Restructure datasets from wide to long format

For statistics and analyses in microdata.no, datasets created through the command import are normally used. These are data sets of the “wide” type, where information about all units in a population is structured horizontally at a variable level. The new reshape-to-panel command now makes it possible to change the data structure to long-format (panel-format), where information about each unit (individual) is structured vertically at the observation / record level.

Variables that are measured over several times and that you want in long / panel format, must be named through reshape-to-panel with specified prefixes that consist of the letters (prefix) from the original variable in the wide dataset. Other variables for which no prefix is specified, typically information that is only measured once (gender, country of birth, etc), are automatically defined as fixed information and the values for these are repeated for all sub-levels of each unit.

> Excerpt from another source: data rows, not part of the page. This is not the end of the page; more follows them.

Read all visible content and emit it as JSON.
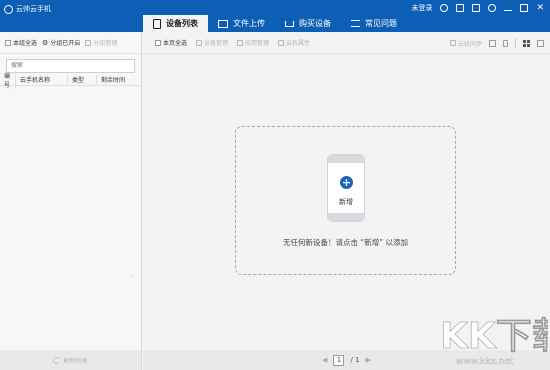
{
  "app": {
    "title": "云帅云手机"
  },
  "header": {
    "login_label": "未登录",
    "tabs": [
      {
        "label": "设备列表",
        "active": true,
        "icon": "phone-icon"
      },
      {
        "label": "文件上传",
        "active": false,
        "icon": "folder-icon"
      },
      {
        "label": "购买设备",
        "active": false,
        "icon": "cart-icon"
      },
      {
        "label": "常见问题",
        "active": false,
        "icon": "list-icon"
      }
    ]
  },
  "left_panel": {
    "toolbar": {
      "select_group": "本组全选",
      "group_opened": "分组已开启",
      "group_manage": "分组管理"
    },
    "search_placeholder": "搜索",
    "table_headers": [
      "编号",
      "云手机名称",
      "类型",
      "剩余时间"
    ],
    "refresh_label": "刷新列表"
  },
  "main": {
    "toolbar": {
      "select_page": "本页全选",
      "device_manage": "设备管理",
      "app_manage": "应用管理",
      "cloud_attr": "云机属性",
      "cloud_sync": "云机同步"
    },
    "empty": {
      "add_label": "新增",
      "message": "无任何新设备！请点击 “新增” 以添加"
    },
    "pagination": {
      "current": "1",
      "total": "/ 1"
    }
  },
  "watermark": {
    "brand": "KK下载",
    "url": "www.kkx.net"
  },
  "colors": {
    "titlebar": "#0d5fb6",
    "accent": "#1e63b7",
    "background": "#f3f3f3"
  }
}
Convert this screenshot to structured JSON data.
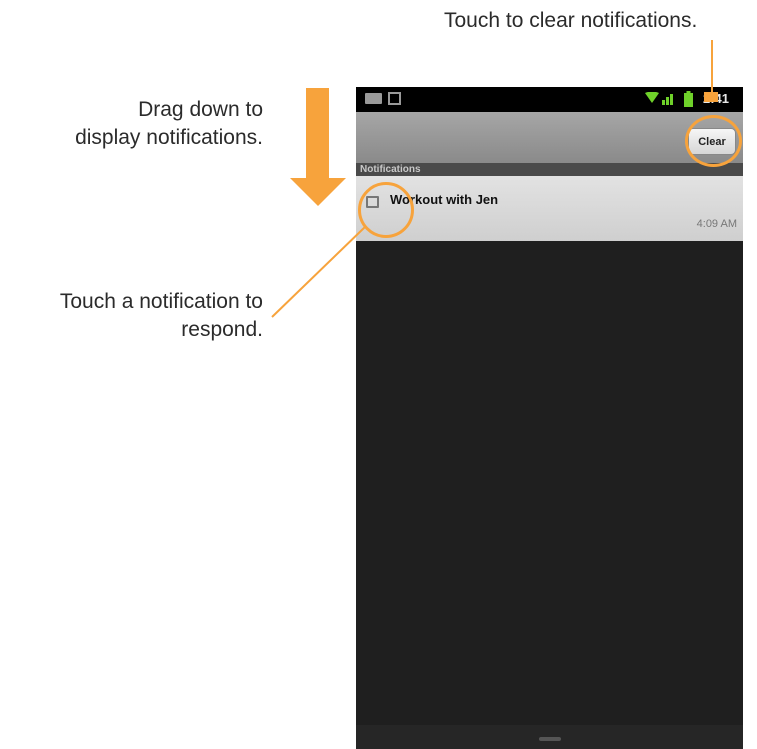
{
  "callouts": {
    "clear": "Touch to clear notifications.",
    "drag_line1": "Drag down to",
    "drag_line2": "display notifications.",
    "touch_line1": "Touch a notification to",
    "touch_line2": "respond."
  },
  "status_bar": {
    "time": "2:41",
    "icons": [
      "mail-icon",
      "calendar-icon",
      "wifi-icon",
      "signal-icon",
      "battery-icon"
    ]
  },
  "toolbar": {
    "clear_label": "Clear"
  },
  "notifications": {
    "header": "Notifications",
    "items": [
      {
        "title": "Workout with Jen",
        "time": "4:09 AM",
        "icon": "calendar-icon"
      }
    ]
  },
  "colors": {
    "accent": "#f7a33c",
    "status_bar": "#000000",
    "toolbar": "#9a9a9a",
    "list_bg": "#1f1f1f"
  }
}
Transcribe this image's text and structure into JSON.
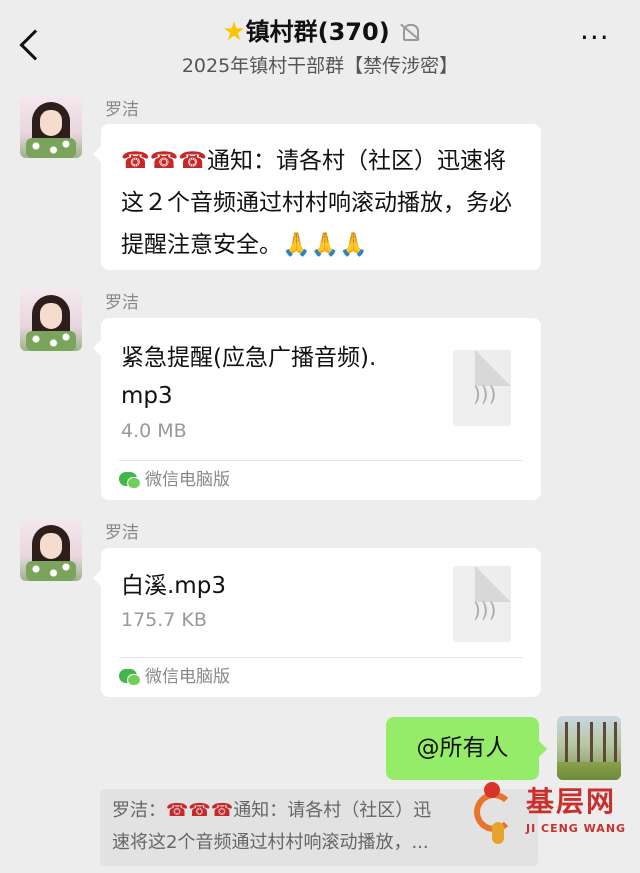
{
  "header": {
    "star_icon": "★",
    "title": "镇村群(370)",
    "subtitle": "2025年镇村干部群【禁传涉密】",
    "more_icon": "···"
  },
  "messages": [
    {
      "sender": "罗洁",
      "phone_emoji": "☎☎☎",
      "text": "通知：请各村（社区）迅速将这２个音频通过村村响滚动播放，务必提醒注意安全。",
      "pray_emoji": "🙏🙏🙏"
    },
    {
      "sender": "罗洁",
      "file_name_line1": "紧急提醒(应急广播音频).",
      "file_name_line2": "mp3",
      "file_size": "4.0 MB",
      "source": "微信电脑版"
    },
    {
      "sender": "罗洁",
      "file_name_line1": "白溪.mp3",
      "file_size": "175.7 KB",
      "source": "微信电脑版"
    }
  ],
  "my_message": {
    "text": "@所有人"
  },
  "quote": {
    "prefix": "罗洁：",
    "phone_emoji": "☎☎☎",
    "text_line1": "通知：请各村（社区）迅",
    "text_line2": "速将这2个音频通过村村响滚动播放，..."
  },
  "watermark": {
    "title": "基层网",
    "subtitle": "JI CENG WANG"
  },
  "colors": {
    "background": "#ededed",
    "my_bubble": "#95ec69",
    "wechat_green": "#43b649",
    "watermark_red": "#c9302c"
  }
}
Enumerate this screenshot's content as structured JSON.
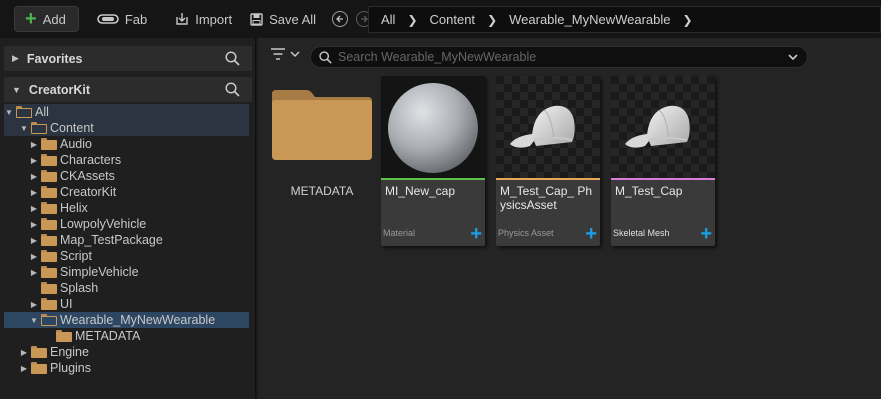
{
  "toolbar": {
    "add_label": "Add",
    "fab_label": "Fab",
    "import_label": "Import",
    "save_all_label": "Save All"
  },
  "breadcrumb": [
    "All",
    "Content",
    "Wearable_MyNewWearable"
  ],
  "left_panel": {
    "favorites_label": "Favorites",
    "creatorkit_label": "CreatorKit",
    "tree": [
      {
        "label": "All",
        "depth": 0,
        "expanded": true,
        "open": true
      },
      {
        "label": "Content",
        "depth": 1,
        "expanded": true,
        "open": true
      },
      {
        "label": "Audio",
        "depth": 2,
        "expanded": false
      },
      {
        "label": "Characters",
        "depth": 2,
        "expanded": false
      },
      {
        "label": "CKAssets",
        "depth": 2,
        "expanded": false
      },
      {
        "label": "CreatorKit",
        "depth": 2,
        "expanded": false
      },
      {
        "label": "Helix",
        "depth": 2,
        "expanded": false
      },
      {
        "label": "LowpolyVehicle",
        "depth": 2,
        "expanded": false
      },
      {
        "label": "Map_TestPackage",
        "depth": 2,
        "expanded": false
      },
      {
        "label": "Script",
        "depth": 2,
        "expanded": false
      },
      {
        "label": "SimpleVehicle",
        "depth": 2,
        "expanded": false
      },
      {
        "label": "Splash",
        "depth": 2,
        "expanded": null
      },
      {
        "label": "UI",
        "depth": 2,
        "expanded": false
      },
      {
        "label": "Wearable_MyNewWearable",
        "depth": 2,
        "expanded": true,
        "open": true,
        "selected": true
      },
      {
        "label": "METADATA",
        "depth": 3,
        "expanded": null
      },
      {
        "label": "Engine",
        "depth": 1,
        "expanded": false
      },
      {
        "label": "Plugins",
        "depth": 1,
        "expanded": false
      }
    ]
  },
  "search": {
    "placeholder": "Search Wearable_MyNewWearable"
  },
  "assets": [
    {
      "name": "METADATA",
      "kind": "folder"
    },
    {
      "name": "MI_New_cap",
      "type": "Material",
      "strip_color": "#5bc24a",
      "thumb": "sphere"
    },
    {
      "name": "M_Test_Cap_ PhysicsAsset",
      "type": "Physics Asset",
      "strip_color": "#e8a858",
      "thumb": "cap"
    },
    {
      "name": "M_Test_Cap",
      "type": "Skeletal Mesh",
      "strip_color": "#d77ed9",
      "thumb": "cap"
    }
  ],
  "colors": {
    "selection": "#2d4662",
    "accent_plus": "#1aa0e8",
    "add_plus": "#4cb54c",
    "folder": "#c99856"
  }
}
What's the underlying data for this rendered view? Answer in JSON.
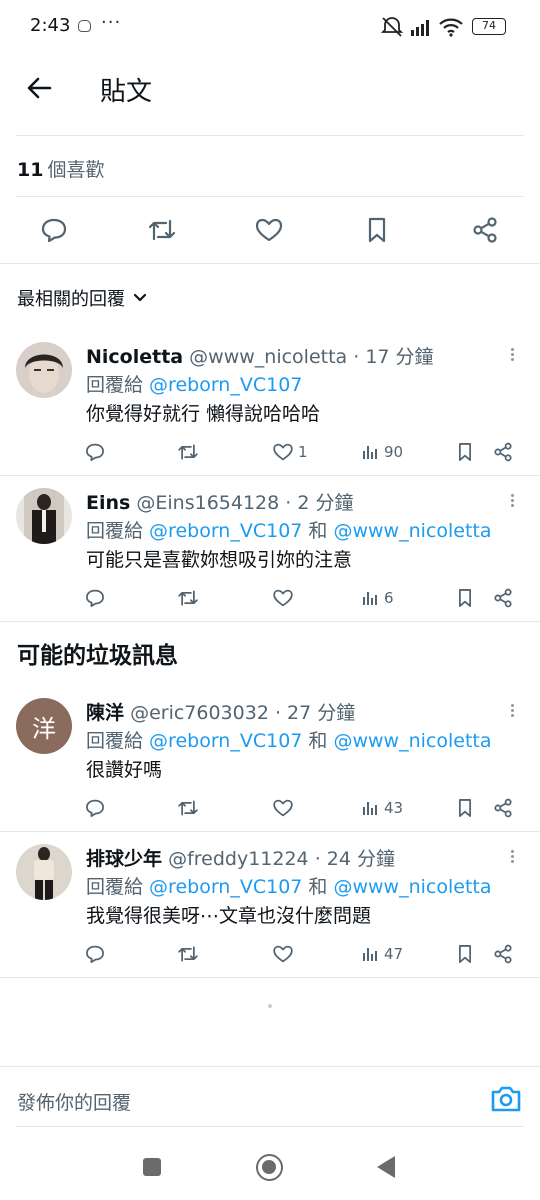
{
  "status_bar": {
    "time": "2:43",
    "dots": "···",
    "battery": "74"
  },
  "header": {
    "title": "貼文"
  },
  "likes": {
    "count": "11",
    "label": "個喜歡"
  },
  "sort": {
    "label": "最相關的回覆"
  },
  "replies": [
    {
      "name": "Nicoletta",
      "handle": "@www_nicoletta",
      "time": "· 17 分鐘",
      "reply_prefix": "回覆給 ",
      "mention1": "@reborn_VC107",
      "joiner": "",
      "mention2": "",
      "text": "你覺得好就行 懶得說哈哈哈",
      "likes": "1",
      "views": "90"
    },
    {
      "name": "Eins",
      "handle": "@Eins1654128",
      "time": "· 2 分鐘",
      "reply_prefix": "回覆給 ",
      "mention1": "@reborn_VC107",
      "joiner": " 和 ",
      "mention2": "@www_nicoletta",
      "text": "可能只是喜歡妳想吸引妳的注意",
      "likes": "",
      "views": "6"
    },
    {
      "name": "陳洋",
      "avatar_letter": "洋",
      "handle": "@eric7603032",
      "time": "· 27 分鐘",
      "reply_prefix": "回覆給 ",
      "mention1": "@reborn_VC107",
      "joiner": " 和 ",
      "mention2": "@www_nicoletta",
      "text": "很讚好嗎",
      "likes": "",
      "views": "43"
    },
    {
      "name": "排球少年",
      "handle": "@freddy11224",
      "time": "· 24 分鐘",
      "reply_prefix": "回覆給 ",
      "mention1": "@reborn_VC107",
      "joiner": " 和 ",
      "mention2": "@www_nicoletta",
      "text": "我覺得很美呀⋯文章也沒什麼問題",
      "likes": "",
      "views": "47"
    }
  ],
  "spam_section": {
    "title": "可能的垃圾訊息"
  },
  "compose": {
    "placeholder": "發佈你的回覆"
  },
  "colors": {
    "accent": "#1d9bf0",
    "muted": "#536471",
    "text": "#0f1419",
    "divider": "#e5e7ea"
  }
}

The script below shows how to use reshape-to-panel in practice. First, a standard dataset of the wide type is created, consisting of a 1% random sample of everyone who was registered resident in Norway as of 1/1 2018. In addition, the variables regstat (register status), civstat (civil status) and wage (annual salary) are imported for the years 2018-2020, as well as the fixed information gender. Then the command reshape-to-panel is used to restructure the dataset into long format (panel data). The data we want in long/panel format is entered by specifying the prefix to the sets of variables (the letter part before numbers that refers to years etc.), in this case regstat, civstat and wage. Gender is a fixed information, and we therefore do not need to include a variable prefix for this in the command expression. The finished long data set will include the variable date@panel which contains the sublevel value of each unit. In this case, all units will have sublevels 18, 19 and 20 (i.e. three sublevels/observations/records each).

require no.ssb.fdb:23 as db

//First create a regular wide dataset consisting of a 1% sample of all residents per 1/1 2018
create-dataset wide
import db/BEFOLKNING_STATUSKODE 2018-01-01 as regstat18
keep if regstat18 == '1'
sample 0.01 333
import db/BEFOLKNING_STATUSKODE 2019-01-01 as regstat19
import db/BEFOLKNING_STATUSKODE 2020-01-01 as regstat20
import db/SIVSTANDFDT_SIVSTAND 2018-01-01 as civstat18
import db/SIVSTANDFDT_SIVSTAND 2019-01-01 as civstat19
import db/SIVSTANDFDT_SIVSTAND 2020-01-01 as civstat20
import db/BEFOLKNING_KJOENN as gender
import db/INNTEKT_WLONN 2018-01-01 as wage18
import db/INNTEKT_WLONN 2019-01-01 as wage19
import db/INNTEKT_WLONN 2020-01-01 as wage20

//Generate statistics
tabulate regstat18, missing
tabulate regstat19, missing
tabulate regstat20, missing
tabulate civstat18, missing
tabulate civstat19, missing
tabulate civstat20, missing
tabulate gender, missing

summarize wage18 wage19 wage20

//Convert to long format (paneldata)
reshape-to-panel regstat civstat wage

//Test for compliance with the count for the wide dataset
tabulate date@panel, missing

tabulate-panel regstat, missing
tabulate-panel civstat, missing
tabulate-panel regstat civstat, missing

tabulate-panel gender, missing
tabulate-panel regstat gender, missing
tabulate-panel civstat gender, missing

summarize wage
summarize-panel wage